SECTION FIVE

The Blacklisted Journalist Picture The Blacklisted Journalistsm

COLUMN THIRTY-EIGHT, OCTOBER 1, 1998
(Copyright © 1998 Al Aronowitz)

NEEDED: THE PERFECT GIULIE

HINE2.jpg (77493 bytes)

Approximately 100,000 homeless people pass through the streets of New York City every day, maybe not so many as you would be forced (or care) to notice. Not just yet. Now, I have no quick fix for the poor nor do I plan to become one. But I do have a suggestion that might help them. And help me as well as you.

As an anthropologist and a scientist, I do not know why the establishment has ignored this problem for so long. But, I do not believe it can be ignored for much longer without New York's already suspect atmosphere smelling much like sections of Marseille. (Perhaps you should continue reading this only after a sensible period of time has elapsed since your last meal.)

A street informant explains that there are only four bathrooms available to all homeless persons in New York City between 9 p.m. and 6 a.m.

"There certainly aren't more than a few hundred homeless persons who can be accommodated in those rare facilities," this informant tells me.

The homeless are not soon about to disappear. They and their bodies continue to function. Some squat in quiet dark corners on newspapers or in old supermarket bags and then carefully deposit their detritus in a litter basket. But it is getting more noticeable that most do not.

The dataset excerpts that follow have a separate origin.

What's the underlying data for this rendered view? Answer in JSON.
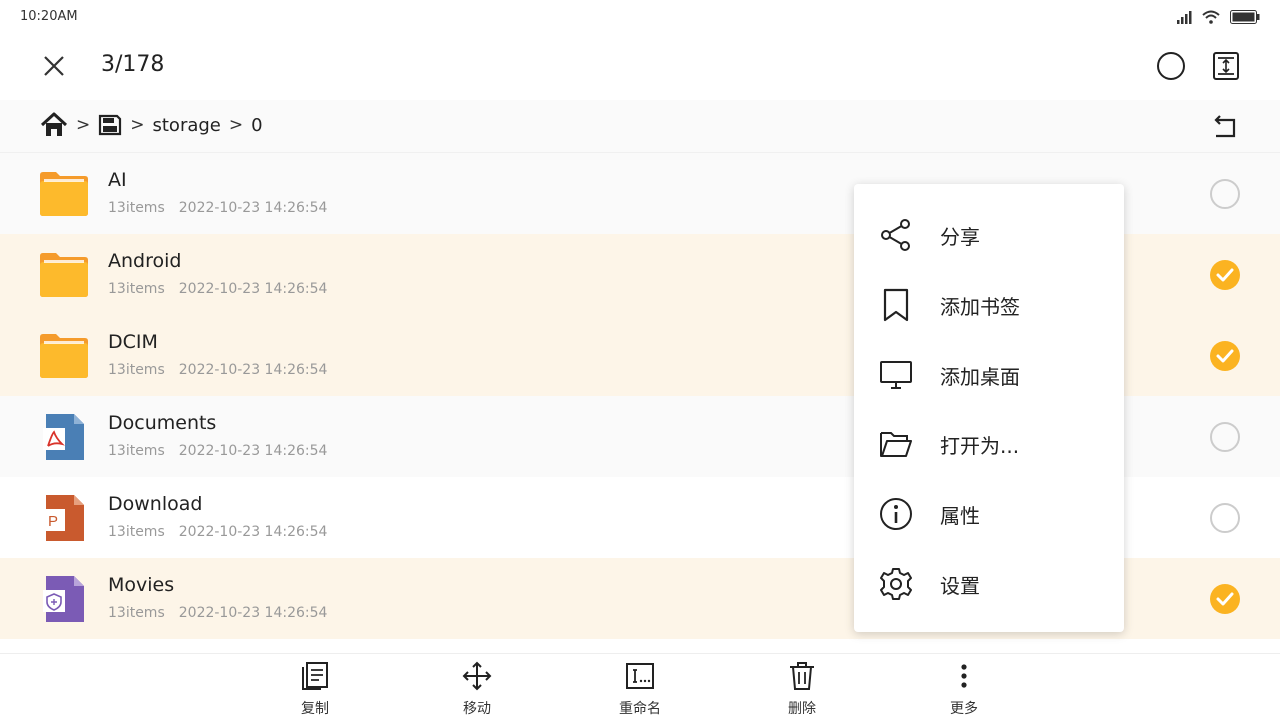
{
  "status": {
    "time": "10:20AM"
  },
  "header": {
    "count": "3/178"
  },
  "breadcrumb": {
    "sep1": ">",
    "sep2": ">",
    "part1": "storage",
    "sep3": ">",
    "part2": "0"
  },
  "files": [
    {
      "name": "AI",
      "items": "13items",
      "date": "2022-10-23 14:26:54",
      "type": "folder",
      "selected": false
    },
    {
      "name": "Android",
      "items": "13items",
      "date": "2022-10-23 14:26:54",
      "type": "folder",
      "selected": true
    },
    {
      "name": "DCIM",
      "items": "13items",
      "date": "2022-10-23 14:26:54",
      "type": "folder",
      "selected": true
    },
    {
      "name": "Documents",
      "items": "13items",
      "date": "2022-10-23 14:26:54",
      "type": "pdf",
      "selected": false
    },
    {
      "name": "Download",
      "items": "13items",
      "date": "2022-10-23 14:26:54",
      "type": "ppt",
      "selected": false
    },
    {
      "name": "Movies",
      "items": "13items",
      "date": "2022-10-23 14:26:54",
      "type": "secure",
      "selected": true
    }
  ],
  "menu": {
    "items": [
      {
        "label": "分享",
        "icon": "share-icon"
      },
      {
        "label": "添加书签",
        "icon": "bookmark-icon"
      },
      {
        "label": "添加桌面",
        "icon": "desktop-icon"
      },
      {
        "label": "打开为...",
        "icon": "folder-open-icon"
      },
      {
        "label": "属性",
        "icon": "info-icon"
      },
      {
        "label": "设置",
        "icon": "gear-icon"
      }
    ]
  },
  "toolbar": {
    "copy": "复制",
    "move": "移动",
    "rename": "重命名",
    "delete": "删除",
    "more": "更多"
  },
  "colors": {
    "accent": "#FBB321",
    "folder": "#FDBA2C",
    "pdf": "#4A7FB5",
    "ppt": "#C95A2E",
    "secure": "#7B5BB5"
  }
}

We need a solution, a fact, if it is not already blatantly obvious, which can be underscored by the experience of the average middle class person in this great city. The average everyman or everywoman can dump at home, at work or in some (ugh!) "public toilet" (if he or she is a customer in a restaurant or looks like a customer in a department store or at a---double ugh!---gas station). Even the rich, walking down Fifth Avenue, have few places to park their tushies. But the homeless have neither home nor office; neither can they afford to spend money in your average restaurant. Nor can they be reasonably passed off as customers in department stores, gas stations or anywhere!

But the homeless have not stopped relieving themselves and before we step in it, I propose the following solution: Port-a-potties for the homeless.

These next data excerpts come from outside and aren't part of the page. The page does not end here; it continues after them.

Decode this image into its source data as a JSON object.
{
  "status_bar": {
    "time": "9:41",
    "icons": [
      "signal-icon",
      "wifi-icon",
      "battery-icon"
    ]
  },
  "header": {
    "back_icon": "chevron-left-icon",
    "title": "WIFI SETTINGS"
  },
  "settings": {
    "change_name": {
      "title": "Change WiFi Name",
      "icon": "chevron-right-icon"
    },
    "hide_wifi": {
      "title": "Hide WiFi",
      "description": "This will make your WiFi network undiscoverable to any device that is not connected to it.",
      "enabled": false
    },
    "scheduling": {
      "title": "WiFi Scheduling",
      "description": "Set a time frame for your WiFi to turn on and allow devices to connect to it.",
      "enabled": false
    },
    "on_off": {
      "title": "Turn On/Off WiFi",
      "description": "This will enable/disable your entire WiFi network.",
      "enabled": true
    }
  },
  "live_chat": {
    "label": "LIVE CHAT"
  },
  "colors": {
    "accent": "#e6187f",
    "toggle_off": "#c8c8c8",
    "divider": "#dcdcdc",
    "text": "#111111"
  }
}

We have addressed this problem for our dogs; how can we ignore it for our however distant and however alienated fellow humans, the homeless? What I propose is that the city sponsor a design contest in order to discover the best, the least expensive, the easiest to operate and the most portable port-a-potty for distribution to the poor. A whole new bureaucracy could be established at the Department for Human Resources. Wouldn't a city bureaucracy that thrives on bakshish (as New York's does) just love the idea.

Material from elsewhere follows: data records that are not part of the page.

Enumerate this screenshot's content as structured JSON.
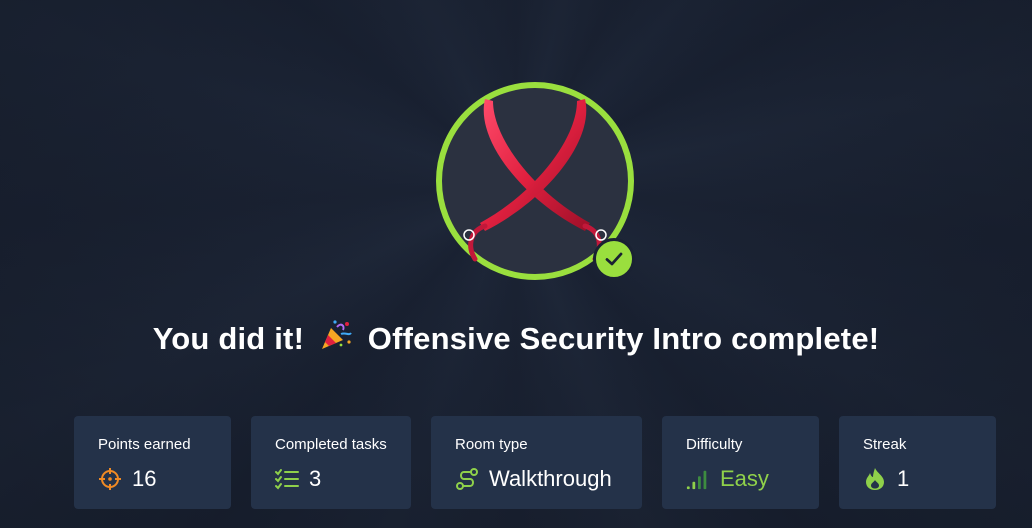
{
  "headline": {
    "prefix": "You did it!",
    "emoji": "🎉",
    "suffix": "Offensive Security Intro complete!"
  },
  "badge": {
    "icon": "crossed-swords-icon",
    "ring_color": "#9adf3e",
    "completed_icon": "checkmark-icon"
  },
  "stats": {
    "points": {
      "label": "Points earned",
      "value": "16",
      "icon": "crosshair-icon"
    },
    "tasks": {
      "label": "Completed tasks",
      "value": "3",
      "icon": "checklist-icon"
    },
    "room_type": {
      "label": "Room type",
      "value": "Walkthrough",
      "icon": "route-icon"
    },
    "difficulty": {
      "label": "Difficulty",
      "value": "Easy",
      "icon": "signal-bars-icon",
      "color": "#8fd14a"
    },
    "streak": {
      "label": "Streak",
      "value": "1",
      "icon": "flame-icon"
    }
  },
  "colors": {
    "accent": "#9adf3e",
    "card": "#243249",
    "orange": "#f08a24",
    "background": "#1a2233"
  }
}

Such a plan should not only guarantee the support of the civil service employees, but


Everybody
has got to go
at least once in a while


bakshish-loving politicians can be expected to revel instantly in the plan's plum-ability. And because our Mayor has already demonstrated his fervor for improving the quality of life in the city, I think we should call the winning design, "The Giulie," in His Honor's honor. Not only would "Giulies" improve the quality of life of the homeless, but also the quality of life of the Mayor and of all of us who frequent this Big decomposing Apple. After all, our mayor, who would rather put $600 trash cans at street corners and a multi-billion-dollar baseball stadium on the West Side than rebuild the city's crumbling, slum-like schools, must surely appreciate this civilizing, tourist-friendly idea. Only misguided pinkos think His Honor has so cheap, simplistic and puerile a vision of our great city that they've taken to calling it "New Omaha-on-the-Hudson."

I suggest that all who have ideas for the design of the Giulie should send them to the Mayor at City Hall. Not only will Giulies help the homeless, but, in the hands of the homeless, Giulies can come in handy for all of us. How often have you wished you had a Giulie? Or will wish you had one in the future?

And wouldn't a homeless person be more than happy to rent you his or hers?

I visualize a collapsible design which, when assembled, would form a narrow, three-legged teepee wrapped in semi-opaque shower curtains. There would be a pull-down metal seat to which a burst-proof plastic bag would attach. After use, the bag would be tied shut. Then, presumably, some still more penniless homeless person could be tipped to drop the bag in especially lined brown waste baskets which could be placed next to the $600 litter baskets on designated city streets in so-called "purple" areas. Use of Giulies would be permitted in these areas only.

Giulies would save the city's new $600 litter baskets the indignity of having to be stunk up by homeless detritus wrapped in newspapers. Giulies could do for New York City what its many public bathrooms that were so long ago padlocked no longer do. Just as the homeless have turned to recycling soda pop cans to earn the nickel deposits, a new cottageless industry could be born to support these cottageless people. Instead of collecting cans to claim nickel deposits, the homeless can collect the methane-producing deposits in the burst-proof bags to sell to recycling plants for use in generating electricity.